In order to stop doomscrolling, people need to limit their social media usage. Staying off social media for just 72 hours or so can help you refocus your brain. If this is not possible, start small, and reduce the amount of screen time you get each day. Every little bit can help.
Acknowledge Negative Feelings
Though unnecessary exposure to negative events can damage your mental health, that doesn’t mean you’re supposed to ignore negative feelings when they arrive. Negative feelings provide valuable information. Fear and anger alert you of perceived threats; grief reminds you of what you value. When you force yourself to stay positive, you miss out on key information, which leaves you unable to address the root causes of your unpleasant feelings.
You shouldn’t obsess over negative thoughts, but you shouldn’t ignore them either. Instead, learn to unload negative emotions in a healthy way. It can help, for instance, to vent to someone you trust. Venting releases pressure and gives you the opportunity to have your feelings acknowledged and understood. You can also put your feelings in writing by journaling. When you translate thoughts into words, you will have an easier time examining them, which in turn helps you start to work on solutions.
Build Good Habits Slowly
Discussions about promoting mental wellbeing often revolve around building good habits –– like eating nutritious food, engaging in regular physical activity, doing yoga, or meditating.
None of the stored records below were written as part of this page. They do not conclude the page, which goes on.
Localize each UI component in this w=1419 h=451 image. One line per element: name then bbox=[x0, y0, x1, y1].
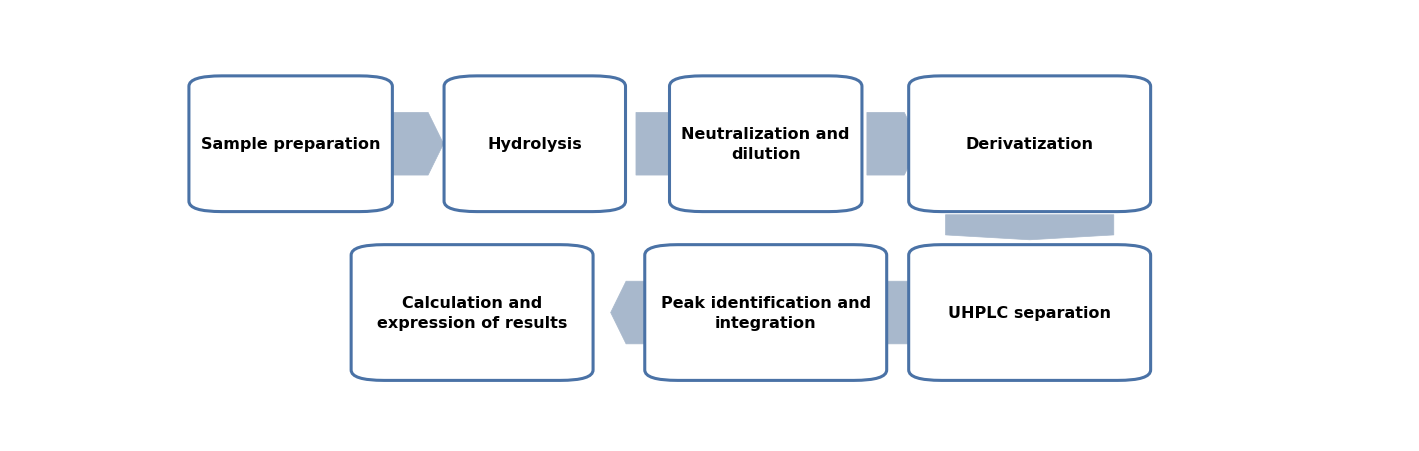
FancyBboxPatch shape bbox=[350, 245, 593, 381]
FancyBboxPatch shape bbox=[189, 77, 393, 212]
Text: Hydrolysis: Hydrolysis bbox=[487, 137, 582, 152]
FancyBboxPatch shape bbox=[444, 77, 626, 212]
Polygon shape bbox=[610, 281, 664, 344]
FancyBboxPatch shape bbox=[644, 245, 887, 381]
Text: Derivatization: Derivatization bbox=[966, 137, 1094, 152]
FancyBboxPatch shape bbox=[908, 245, 1151, 381]
Polygon shape bbox=[867, 281, 920, 344]
FancyBboxPatch shape bbox=[908, 77, 1151, 212]
FancyBboxPatch shape bbox=[670, 77, 861, 212]
Polygon shape bbox=[636, 113, 688, 175]
Polygon shape bbox=[945, 215, 1114, 240]
Text: UHPLC separation: UHPLC separation bbox=[948, 305, 1111, 320]
Text: Peak identification and
integration: Peak identification and integration bbox=[661, 295, 871, 330]
Polygon shape bbox=[867, 113, 920, 175]
Text: Calculation and
expression of results: Calculation and expression of results bbox=[377, 295, 568, 330]
Text: Sample preparation: Sample preparation bbox=[201, 137, 380, 152]
Text: Neutralization and
dilution: Neutralization and dilution bbox=[681, 127, 850, 162]
Polygon shape bbox=[390, 113, 444, 175]
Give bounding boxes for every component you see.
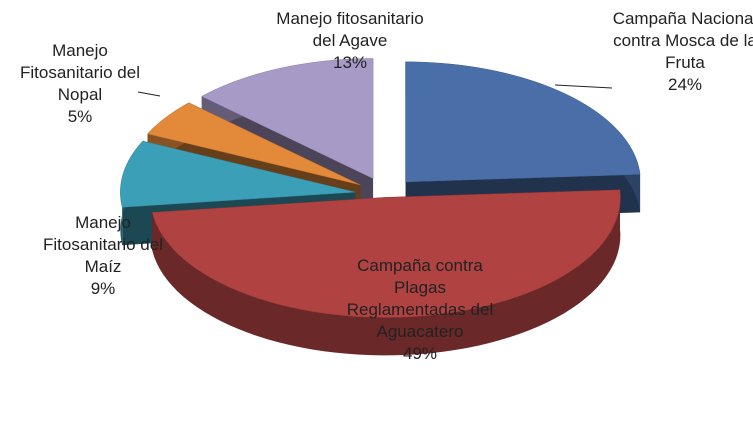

But while it’s undeniable that these activities have their benefits, getting started can be overwhelming.
To establish and maintain good habits, you need to set goals that are both concrete and realistic. If your goals are too vague, you may end up ignoring them; if they are too ambitious, you increase the likelihood that you will fall short and feel discouraged.
Know your limits and work around them. For example, if you want to get into the habit of exercising regularly, you can start by including a 10-minute walk in your daily routine. When that 10-minute session starts to feel natural, you can add another 10 minutes. With consistency, it will get easier and easier to push your limits and structure your day around good habits.
In times of crisis (and afterward), it’s important for people to show themselves compassion. By building good habits, avoiding unnecessary stress, and processing feelings in a healthy way, you can build the strength you need to navigate the challenges of the new normal.